这题又做了大半天。。题目如下
Description
Once again, James Bond is on his way to saving the world. Bond's latest mission requires him to travel between several pairs of cities in a certain country.
The country has N cities (numbered by 1, 2, . . ., N), connected by M bidirectional roads. Bond is going to steal a vehicle, and drive along the roads from city s to
city t. The country's police will be patrolling the roads, looking for Bond, however, not all roads get the same degree of attention from the police.

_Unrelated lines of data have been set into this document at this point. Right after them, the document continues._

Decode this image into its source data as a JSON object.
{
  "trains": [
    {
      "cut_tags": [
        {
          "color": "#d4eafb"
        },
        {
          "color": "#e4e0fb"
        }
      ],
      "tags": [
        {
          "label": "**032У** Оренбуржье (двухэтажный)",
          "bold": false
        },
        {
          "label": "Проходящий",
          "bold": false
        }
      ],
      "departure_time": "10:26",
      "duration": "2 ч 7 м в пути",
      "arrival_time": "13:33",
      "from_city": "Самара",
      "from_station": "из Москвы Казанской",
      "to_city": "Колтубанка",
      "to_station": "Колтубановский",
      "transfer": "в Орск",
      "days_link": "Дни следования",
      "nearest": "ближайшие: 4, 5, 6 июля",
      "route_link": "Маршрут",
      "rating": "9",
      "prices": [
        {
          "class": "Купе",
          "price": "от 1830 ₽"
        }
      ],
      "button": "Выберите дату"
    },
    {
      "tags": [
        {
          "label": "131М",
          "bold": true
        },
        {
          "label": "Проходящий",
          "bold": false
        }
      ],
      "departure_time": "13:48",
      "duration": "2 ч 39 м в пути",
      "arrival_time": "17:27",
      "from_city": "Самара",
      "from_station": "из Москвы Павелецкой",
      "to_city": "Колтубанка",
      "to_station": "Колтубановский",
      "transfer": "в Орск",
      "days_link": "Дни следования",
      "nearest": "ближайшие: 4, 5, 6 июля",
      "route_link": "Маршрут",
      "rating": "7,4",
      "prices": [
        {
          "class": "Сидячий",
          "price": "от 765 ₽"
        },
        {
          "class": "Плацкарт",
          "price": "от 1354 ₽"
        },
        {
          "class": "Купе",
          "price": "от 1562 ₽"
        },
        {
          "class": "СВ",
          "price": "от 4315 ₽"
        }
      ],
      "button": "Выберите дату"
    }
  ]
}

More formally, for each road MI6 has estimated its dangerousness, the higher it is, the more likely Bond is going to be caught while driving on this road. Dangerousness of a path from s to t is
defined as the maximum dangerousness of any road on this path.
Now, it's your job to help Bond succeed in saving the world by finding the least dangerous paths for his mission.
Input
There will be at most 5 cases in the input file.
The first line of each case contains two integers N, M (2 ≤ N≤ 50000, 1≤ M ≤ 100000) – number of cities and roads. The next M lines describe
the roads. The i-th of these lines contains three integers: xi, yi, di (1 ≤ xi, yi ≤ N,
0 ≤ di ≤ 109) - the numbers of the cities connected by the ith road and its dangerousness.
Description of the roads is followed by a line containing an integer Q (1 ≤ Q ≤ 50000), followed by Q lines, the i-th of which contains two integers si andti (1
≤ si, ti ≤ N, si != ti).
Consecutive input sets are separated by a blank line.
Output
For each case, output Q lines, the i-th of which contains the minimum dangerousness of a path between cities si and ti. Consecutive output
blocks are separated by a blank line.
The input file will be such that there will always be at least one valid path.
这题显然先建一个最小生成树,接着就开始遍历,寻点,但直接做的话会超时= =!所以坑爹了……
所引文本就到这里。